John e Rose estavam na sala que lhes fora designada por Daniel, preenchendo uma série interminável de papeis, que sempre preenchiam depois de fazer alguma visita. Haviam revisto quase todos os funcionários que ainda trabalhavam lá e John ficara especialmente contente ao saber que Liz e Holly estavam planejando se casar.

Ele virou mais uma folha e começou a ler, deprimido. Foi nessa hora que um dos soldados campais entrou na sala, fazendo grande estardalhaço. Ele trazia uma manipulador de vortex com o mecanismo exposto: Devia tê-lo adulterado. O soldado trazia também uma pistola e parecia muito assustado com algo.

–-O que houve? –Perguntou Rose, se levantando. O soldado apontou a pistola para ela e John se levantou também, com as mãos para o alto. Uma série de passos veio do lado de fora da sala e o soldado tornou a apontar a pistola para a porta, alucinado de medo. John esperou, com todos os músculos tensos, algum monstro terrível, mas quem apareceu foram Daniel e mais um soldado, que, pelo estado das roupas, havia acabado de chegar de alguma missão.

–-Philliph, calma. –Disse Daniel, e também colocou as mãos para o alto.

O soldado com a arma, agora Philliph, não alterou seu estado de medo.

–-O que está havendo aqui? –Perguntou John.

–-Estávamos em missão. –Respondeu o outro soldado, o que vinha ao lado de Daniel. –Nosso jato quebrou e tentamos consertá-lo. Phill recebeu uma enorme carga da energia elementar da nave, e isso baralhou sua mente. Ele está confuso.

–-E muito assustado, pelo visto... –Comentou Rose.

Philliph apontava a arma de um para o outro.

Daniel deu um passo a frente e o dedo de Philliph se contraiu sobre o gatilho. O headmaster então parou e esticou uma garrafinha contendo água. Philliph não se mexeu a princípio, mas agarrou a água e bebeu-a toda quando Daniel a colocou em uma mesa e recuou.

–-Calmantes. –John ouviu Daniel explicar ao soldado são. O problema foi que Philliph pareceu ouvir também: Ele começou a mexer freneticamente nos sistemas do manipulador. As luzes do prédio piscaram.

–-Ele está drenando nossa energia! –Exclamou Daniel, tentando se aproximar de Philliph, mas recuando ante a arma. –Está eliminando a energia de torchwood com cálculos fundamentais do universo!

Todos perceberam o plano do alucinado Philliph: Acabar com a energia de torchwood e sair de lá, de modo que ninguém pudesse segui-lo. A mente de John trabalhava freneticamente, avaliando suas opções. Um homem assustado daquele jeito, se conseguisse fugir, seria um perigo para si mesmo e para a sociedade. Quando viu que Philliph havia travado coordenadas, John partiu para cima dele e tentou impedi-lo. O que ele não contava era que Rose tentaria impedi-lo também. Mas o medo e a confusão impeliram Philliph, e ele conseguiu ativar o manipulador.

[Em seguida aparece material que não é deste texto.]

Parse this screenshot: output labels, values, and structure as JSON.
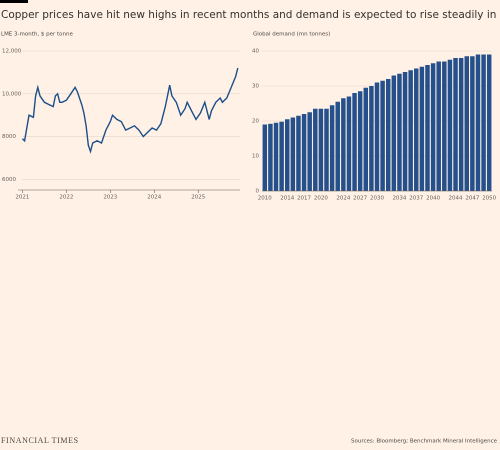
{
  "title": "Copper prices have hit new highs in recent months and demand is expected to rise steadily in decades to come",
  "source": "Sources: Bloomberg; Benchmark Mineral Intelligence",
  "brand": "FINANCIAL TIMES",
  "chart_data": [
    {
      "type": "line",
      "subtitle": "LME 3-month, $ per tonne",
      "color": "#1b4f8a",
      "grid": true,
      "x": [
        2021.0,
        2021.05,
        2021.1,
        2021.15,
        2021.25,
        2021.3,
        2021.35,
        2021.4,
        2021.5,
        2021.6,
        2021.7,
        2021.75,
        2021.8,
        2021.85,
        2021.9,
        2022.0,
        2022.1,
        2022.2,
        2022.25,
        2022.35,
        2022.4,
        2022.45,
        2022.5,
        2022.55,
        2022.6,
        2022.7,
        2022.8,
        2022.9,
        2023.0,
        2023.05,
        2023.15,
        2023.25,
        2023.35,
        2023.45,
        2023.55,
        2023.65,
        2023.75,
        2023.85,
        2023.95,
        2024.05,
        2024.15,
        2024.25,
        2024.35,
        2024.4,
        2024.5,
        2024.6,
        2024.7,
        2024.75,
        2024.85,
        2024.95,
        2025.05,
        2025.15,
        2025.25,
        2025.3,
        2025.4,
        2025.5,
        2025.55,
        2025.65,
        2025.75,
        2025.85,
        2025.9
      ],
      "values": [
        7900,
        7800,
        8400,
        9000,
        8900,
        9900,
        10300,
        9900,
        9600,
        9500,
        9400,
        9900,
        10000,
        9600,
        9600,
        9700,
        10000,
        10300,
        10100,
        9500,
        9100,
        8500,
        7600,
        7300,
        7700,
        7800,
        7700,
        8300,
        8700,
        9000,
        8800,
        8700,
        8300,
        8400,
        8500,
        8300,
        8000,
        8200,
        8400,
        8300,
        8600,
        9400,
        10400,
        9900,
        9600,
        9000,
        9300,
        9600,
        9200,
        8800,
        9100,
        9600,
        8800,
        9200,
        9600,
        9800,
        9600,
        9800,
        10300,
        10800,
        11200
      ],
      "xlim": [
        2020.9,
        2025.95
      ],
      "xticks": [
        2021,
        2022,
        2023,
        2024,
        2025
      ],
      "ylim": [
        5500,
        12000
      ],
      "yticks": [
        6000,
        8000,
        {
          "value": 10000,
          "label": "10,000"
        },
        {
          "value": 12000,
          "label": "12,000"
        }
      ]
    },
    {
      "type": "bar",
      "subtitle": "Global demand (mn tonnes)",
      "color": "#26508b",
      "grid": true,
      "categories": [
        "2010",
        null,
        null,
        null,
        "2014",
        null,
        null,
        "2017",
        null,
        null,
        "2020",
        null,
        null,
        null,
        "2024",
        null,
        null,
        "2027",
        null,
        null,
        "2030",
        null,
        null,
        null,
        "2034",
        null,
        null,
        "2037",
        null,
        null,
        "2040",
        null,
        null,
        null,
        "2044",
        null,
        null,
        "2047",
        null,
        null,
        "2050"
      ],
      "values": [
        19,
        19.2,
        19.5,
        19.8,
        20.5,
        21,
        21.5,
        22,
        22.5,
        23.5,
        23.5,
        23.5,
        24.5,
        25.5,
        26.5,
        27,
        28,
        28.5,
        29.5,
        30,
        31,
        31.5,
        32,
        33,
        33.5,
        34,
        34.5,
        35,
        35.5,
        36,
        36.5,
        37,
        37,
        37.5,
        38,
        38,
        38.5,
        38.5,
        39,
        39,
        39
      ],
      "ylim": [
        0,
        40
      ],
      "yticks": [
        0,
        10,
        20,
        30,
        40
      ]
    }
  ]
}
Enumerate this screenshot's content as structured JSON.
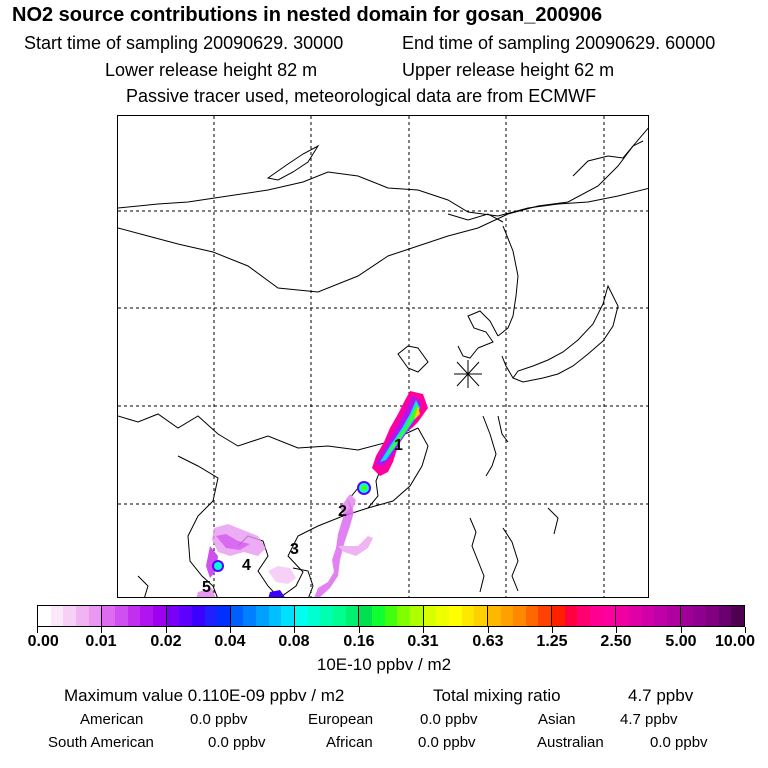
{
  "header": {
    "title": "NO2 source contributions in nested domain for gosan_200906",
    "start_label": "Start time of sampling 20090629. 30000",
    "end_label": "End time of sampling 20090629. 60000",
    "lower_label": "Lower release height   82 m",
    "upper_label": "Upper release height   62 m",
    "note": "Passive tracer used, meteorological data are from ECMWF"
  },
  "map": {
    "markers": [
      "1",
      "2",
      "3",
      "4",
      "5"
    ],
    "receptor_symbol": "star-burst"
  },
  "colorbar": {
    "tick_labels": [
      "0.00",
      "0.01",
      "0.02",
      "0.04",
      "0.08",
      "0.16",
      "0.31",
      "0.63",
      "1.25",
      "2.50",
      "5.00",
      "10.00"
    ],
    "unit": "10E-10 ppbv / m2",
    "colors": [
      [
        "#ffffff",
        "#fbe8fb",
        "#f6d0f7",
        "#f0b4f3",
        "#e998f1"
      ],
      [
        "#dd6cf0",
        "#d04ff0",
        "#c22ff0",
        "#b214f0",
        "#a000f0"
      ],
      [
        "#7a00f5",
        "#5c00ff",
        "#3c00ff",
        "#2020ff",
        "#0030ff"
      ],
      [
        "#0060ff",
        "#0080ff",
        "#00a0ff",
        "#00c0ff",
        "#00e0ff"
      ],
      [
        "#00fff0",
        "#00ffd0",
        "#00ffb0",
        "#00ff90",
        "#00f070"
      ],
      [
        "#00e050",
        "#10ff30",
        "#40ff10",
        "#80ff00",
        "#b0ff00"
      ],
      [
        "#d8ff00",
        "#f0ff00",
        "#ffff00",
        "#ffe800",
        "#ffd000"
      ],
      [
        "#ffb800",
        "#ffa000",
        "#ff8800",
        "#ff6800",
        "#ff4000"
      ],
      [
        "#ff2000",
        "#ff0040",
        "#ff0070",
        "#ff0090",
        "#ff00a0"
      ],
      [
        "#f000a0",
        "#e000a8",
        "#d000a8",
        "#c000a8",
        "#b000a0"
      ],
      [
        "#a00098",
        "#900090",
        "#800080",
        "#6a0070",
        "#500050"
      ]
    ]
  },
  "stats": {
    "max_label": "Maximum value  0.110E-09 ppbv / m2",
    "total_label": "Total mixing ratio",
    "total_value": "4.7 ppbv",
    "regions": [
      {
        "name": "American",
        "value": "0.0 ppbv"
      },
      {
        "name": "European",
        "value": "0.0 ppbv"
      },
      {
        "name": "Asian",
        "value": "4.7 ppbv"
      },
      {
        "name": "South American",
        "value": "0.0 ppbv"
      },
      {
        "name": "African",
        "value": "0.0 ppbv"
      },
      {
        "name": "Australian",
        "value": "0.0 ppbv"
      }
    ]
  }
}
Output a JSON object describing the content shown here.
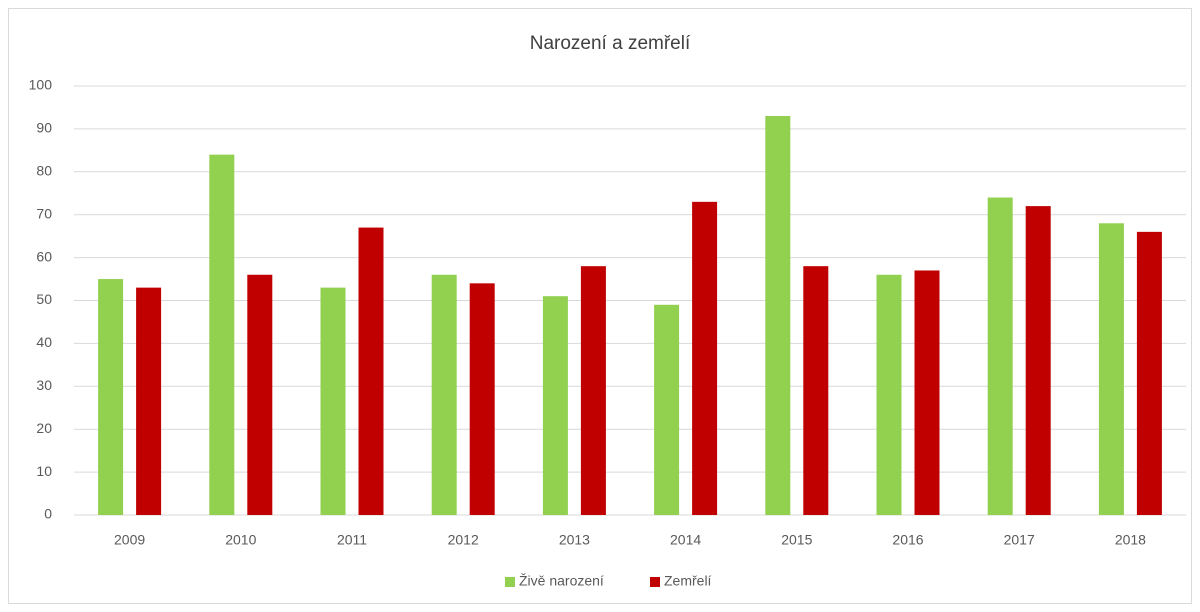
{
  "chart_data": {
    "type": "bar",
    "title": "Narození a zemřelí",
    "categories": [
      "2009",
      "2010",
      "2011",
      "2012",
      "2013",
      "2014",
      "2015",
      "2016",
      "2017",
      "2018"
    ],
    "series": [
      {
        "name": "Živě narození",
        "color": "#92d050",
        "values": [
          55,
          84,
          53,
          56,
          51,
          49,
          93,
          56,
          74,
          68
        ]
      },
      {
        "name": "Zemřelí",
        "color": "#c00000",
        "values": [
          53,
          56,
          67,
          54,
          58,
          73,
          58,
          57,
          72,
          66
        ]
      }
    ],
    "ylim": [
      0,
      100
    ],
    "yticks": [
      0,
      10,
      20,
      30,
      40,
      50,
      60,
      70,
      80,
      90,
      100
    ],
    "grid": true,
    "legend": "bottom"
  }
}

Então Daniel ergueu a pistola, e Philliph viu, de modo que sacou sua própria arma e atirou. Ouviu-se o flash característico do teletransporte começando. Daniel, tentando deter o soldado assustado, atirou também. John viu a bala de Philliph errar Daniel e teve menos de um segundo para entender onde a bala de Daniel pararia antes de os três sumirem das instalações de torchwood.

–-NÃO!

Ele prevera o momento segundos antes: Se colocou na frente de Rose no mesmo instante em que se ouvia o som característico do fim do teletransporte. Estavam em um velho prédio abandonado agora. John Smith sentiu a bala lhe perfurar o corpo e levou alguns segundos para processar tudo, então cambaleou para trás, as mãos pressionando o lado do corpo pouco abaixo do peito. Philliph havia caído, parado, os olhos arregalados de medo, mas sem emitir som nenhum. Aparentemente havia notado a dor de John e o desespero de Rose. O soldado se encolheu feito uma bola e se encostou em uma parede encardida, mudo, mas ainda segurando a pistola.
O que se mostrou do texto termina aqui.